If On the Adamant has a main character, it is Frédéric Prieur, who wears aviator sunglasses and bright shirts with tapered collars. When Philibert and I arrive, he greets us by the entrance like the ship’s captain, a rolled-up magazine functioning as his spyglass. Before he joined the passengers, Prieur was a student at a Paris university, but was struggling. “I was completely out of tune, out of space,” he says, fresh from a radio workshop. “I was nowhere and nobody. I was drowning.” On the ship, he spends most of his time immersing himself in culture, with an exhaustive, near-encyclopaedic focus on the 1970s and 80s. “Movies, science fiction, comics and pop music have helped me stay alive,” he says. “Otherwise I don’t know what I’d be – a wreck maybe.”

Philibert – best known for Être et Avoir, his commercially successful 2002 documentary about a single-teacher school – has a long-running interest in people with mental illness and the places that look after them. In 1996’s Every Little Thing, he followed patients at a psychiatric clinic in the woods of the Loire Valley as they rehearsed their annual summer play. On the Adamant doesn’t have an equivalent structure: it loosely observes the ship’s passengers, many of whom remain unnamed, as they drop by but does not track where they come from or where they go next. “My idea,” the director explains, “was to be in synchronicity with the place and let myself be led by whomever I met. I didn’t come with a script or any message to deliver.”

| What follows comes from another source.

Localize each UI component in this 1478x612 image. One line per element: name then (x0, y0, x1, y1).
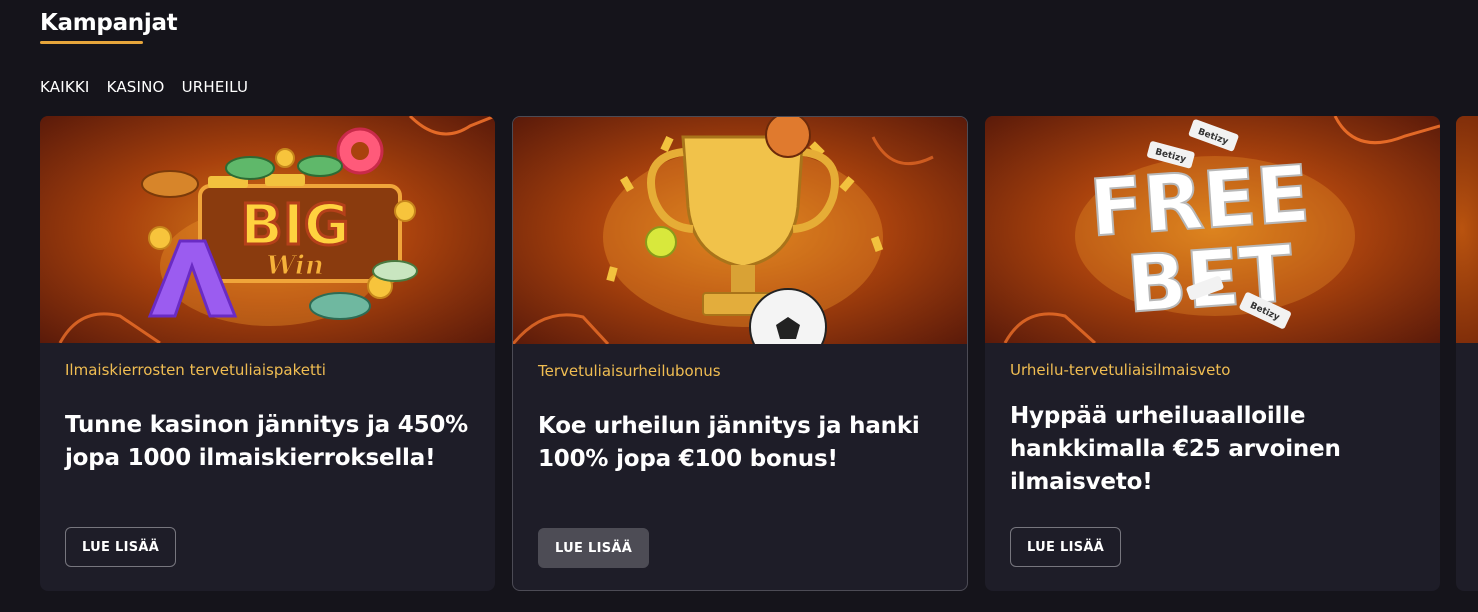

This apparent artlessness makes the film’s critical success intriguing. After its shock win of the Golden Bear at Berlin, some critics suggested the jury only settled on this drama-free documentary as a compromise because they couldn’t choose between two more obvious contenders: German director Christian Petzold’s Afire and French New Wave veteran Philippe Garrel’s The Plough.

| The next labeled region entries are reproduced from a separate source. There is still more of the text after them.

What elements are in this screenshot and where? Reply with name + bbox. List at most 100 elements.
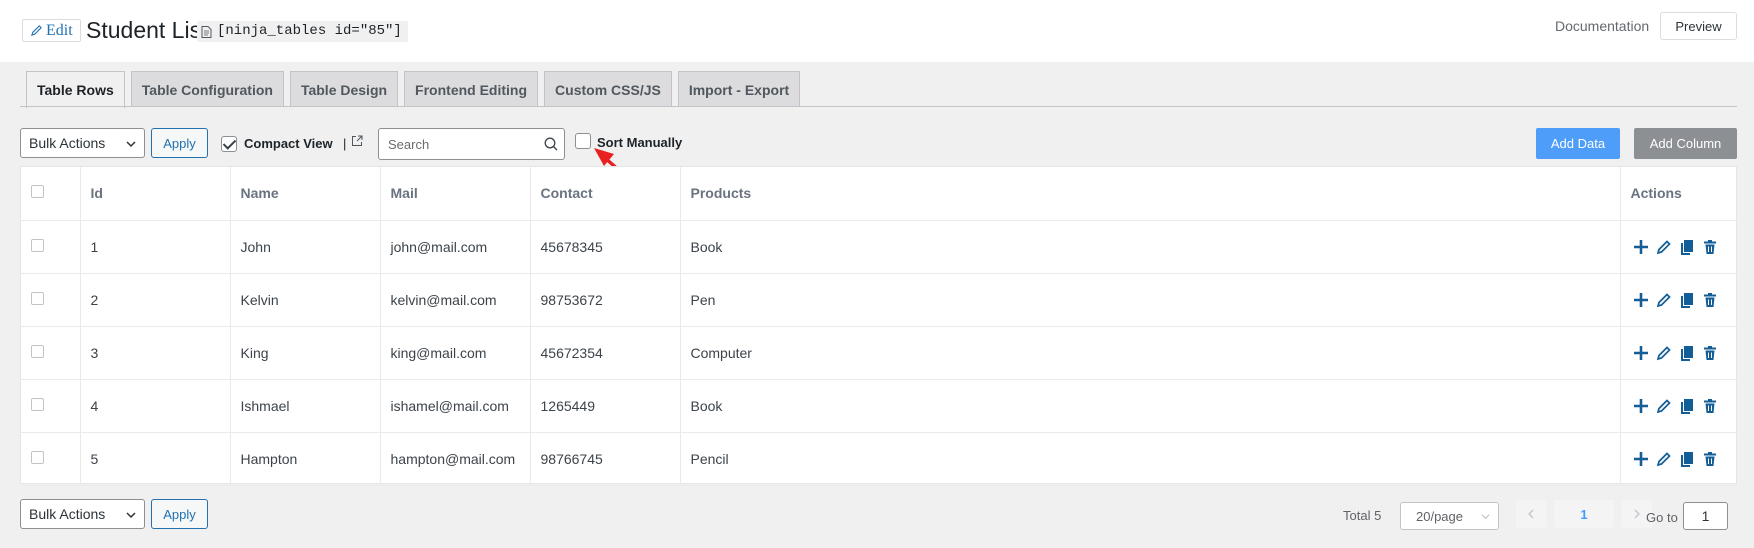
cell-actions (1620, 220, 1737, 274)
copy-icon[interactable] (1679, 451, 1695, 467)
cell-actions (1620, 379, 1737, 433)
apply-button[interactable]: Apply (151, 128, 208, 158)
table-row: 3 King king@mail.com 45672354 Computer (21, 326, 1738, 380)
tab-table-rows[interactable]: Table Rows (26, 71, 125, 108)
bulk-actions-select[interactable]: Bulk Actions (20, 128, 145, 158)
trash-icon[interactable] (1702, 451, 1718, 467)
plus-icon[interactable] (1633, 398, 1649, 414)
tab-table-configuration[interactable]: Table Configuration (130, 71, 284, 107)
cell-actions (1620, 326, 1738, 380)
compact-view-label: Compact View (244, 136, 333, 151)
document-icon (201, 25, 212, 38)
cell-product: Pencil (680, 432, 1621, 486)
shortcode-badge[interactable]: [ninja_tables id="85"] (197, 21, 408, 42)
search-icon[interactable] (544, 137, 558, 151)
cell-product: Book (680, 220, 1621, 274)
header-select-all[interactable] (21, 167, 81, 221)
trash-icon[interactable] (1702, 345, 1718, 361)
copy-icon[interactable] (1679, 398, 1695, 414)
row-select-cell (21, 379, 81, 433)
cell-contact: 1265449 (530, 379, 681, 433)
tab-custom-css-js[interactable]: Custom CSS/JS (544, 71, 672, 107)
cell-id: 4 (80, 379, 231, 433)
chevron-down-icon (1481, 514, 1490, 520)
tabs-divider (20, 106, 1737, 107)
copy-icon[interactable] (1679, 345, 1695, 361)
sort-manually-checkbox[interactable] (575, 133, 591, 149)
plus-icon[interactable] (1633, 239, 1649, 255)
row-actions (1631, 451, 1738, 467)
column-header-id[interactable]: Id (80, 167, 231, 221)
cell-mail: kelvin@mail.com (380, 273, 531, 327)
cell-product: Computer (680, 326, 1621, 380)
column-header-actions: Actions (1620, 167, 1737, 221)
tab-frontend-editing[interactable]: Frontend Editing (404, 71, 539, 107)
row-checkbox[interactable] (31, 397, 44, 411)
external-link-icon[interactable] (351, 135, 363, 147)
cell-contact: 98753672 (530, 273, 681, 327)
table-header-row: Id Name Mail Contact Products Actions (21, 167, 1737, 221)
preview-button[interactable]: Preview (1660, 12, 1737, 40)
data-table: Id Name Mail Contact Products Actions 1 … (20, 166, 1738, 486)
page-number-button[interactable]: 1 (1554, 500, 1614, 528)
row-actions (1631, 292, 1738, 308)
cell-id: 5 (80, 432, 231, 486)
trash-icon[interactable] (1702, 292, 1718, 308)
cell-id: 1 (80, 220, 231, 274)
cell-name: Kelvin (230, 273, 381, 327)
chevron-left-icon (1528, 509, 1534, 519)
table-row: 5 Hampton hampton@mail.com 98766745 Penc… (21, 432, 1738, 486)
plus-icon[interactable] (1633, 451, 1649, 467)
edit-title-button[interactable]: Edit (22, 19, 81, 42)
apply-button-bottom[interactable]: Apply (151, 499, 208, 529)
chevron-right-icon (1634, 509, 1640, 519)
shortcode-text: [ninja_tables id="85"] (217, 23, 402, 39)
total-count: Total 5 (1343, 508, 1382, 523)
column-header-products[interactable]: Products (680, 167, 1621, 221)
edit-icon[interactable] (1656, 451, 1672, 467)
cell-id: 2 (80, 273, 231, 327)
page-size-value: 20/page (1416, 508, 1463, 524)
column-header-contact[interactable]: Contact (530, 167, 681, 221)
add-data-button[interactable]: Add Data (1536, 128, 1620, 159)
row-select-cell (21, 432, 81, 486)
edit-icon[interactable] (1656, 398, 1672, 414)
column-header-name[interactable]: Name (230, 167, 381, 221)
edit-label: Edit (46, 22, 73, 39)
row-checkbox[interactable] (31, 291, 44, 305)
row-actions (1631, 345, 1738, 361)
page-size-select[interactable]: 20/page (1400, 502, 1499, 530)
cell-contact: 45678345 (530, 220, 681, 274)
edit-icon[interactable] (1656, 292, 1672, 308)
row-checkbox[interactable] (31, 238, 44, 252)
compact-view-checkbox[interactable] (221, 136, 237, 152)
tab-import-export[interactable]: Import - Export (677, 71, 801, 107)
plus-icon[interactable] (1633, 345, 1649, 361)
row-checkbox[interactable] (31, 344, 44, 358)
trash-icon[interactable] (1702, 239, 1718, 255)
column-header-mail[interactable]: Mail (380, 167, 531, 221)
cell-mail: john@mail.com (380, 220, 531, 274)
chevron-down-icon (126, 141, 136, 148)
copy-icon[interactable] (1679, 239, 1695, 255)
select-all-checkbox[interactable] (31, 185, 44, 199)
search-box[interactable] (378, 128, 565, 160)
goto-page-input[interactable]: 1 (1683, 502, 1728, 530)
add-column-button[interactable]: Add Column (1634, 128, 1737, 159)
documentation-link[interactable]: Documentation (1555, 17, 1649, 35)
prev-page-button[interactable] (1516, 500, 1546, 528)
goto-label: Go to (1646, 510, 1678, 525)
compact-view-separator: | (343, 136, 347, 151)
copy-icon[interactable] (1679, 292, 1695, 308)
trash-icon[interactable] (1702, 398, 1718, 414)
cell-product: Book (680, 379, 1621, 433)
plus-icon[interactable] (1633, 292, 1649, 308)
edit-icon[interactable] (1656, 239, 1672, 255)
bulk-actions-select-bottom[interactable]: Bulk Actions (20, 499, 145, 529)
row-checkbox[interactable] (31, 450, 44, 464)
tab-table-design[interactable]: Table Design (289, 71, 399, 107)
cell-contact: 98766745 (530, 432, 681, 486)
cell-name: Ishmael (230, 379, 381, 433)
edit-icon[interactable] (1656, 345, 1672, 361)
search-input[interactable] (379, 129, 529, 159)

Such a view ignores On the Adamant’s evident appeal. European cinema may be in an existential crisis, struggling to prove its relevance amid the deluge of streaming platforms. But to the subjects of Philibert’s film, cinema and music still truly matter. The secret behind its success may lie in the fact that the Adamant isn’t just something of a life raft for its regular visitors, but for anyone who still cares deeply about art. One reason François’s rendition of La Bombe Humaine is so thrilling is that its artistry is unchecked and unfiltered. When he sings, eyes closed, that “the detonator is right there, next to your heart, the human bomb is you”, it cuts straight through. What if the passengers of the Adamant are better, purer artists than yourself, I say to Philibert. He replies: “It is true that the passengers are often very uninhibited. They say things in a very direct manner. They are unrestricted by convention. We normopaths no longer know how to do that.”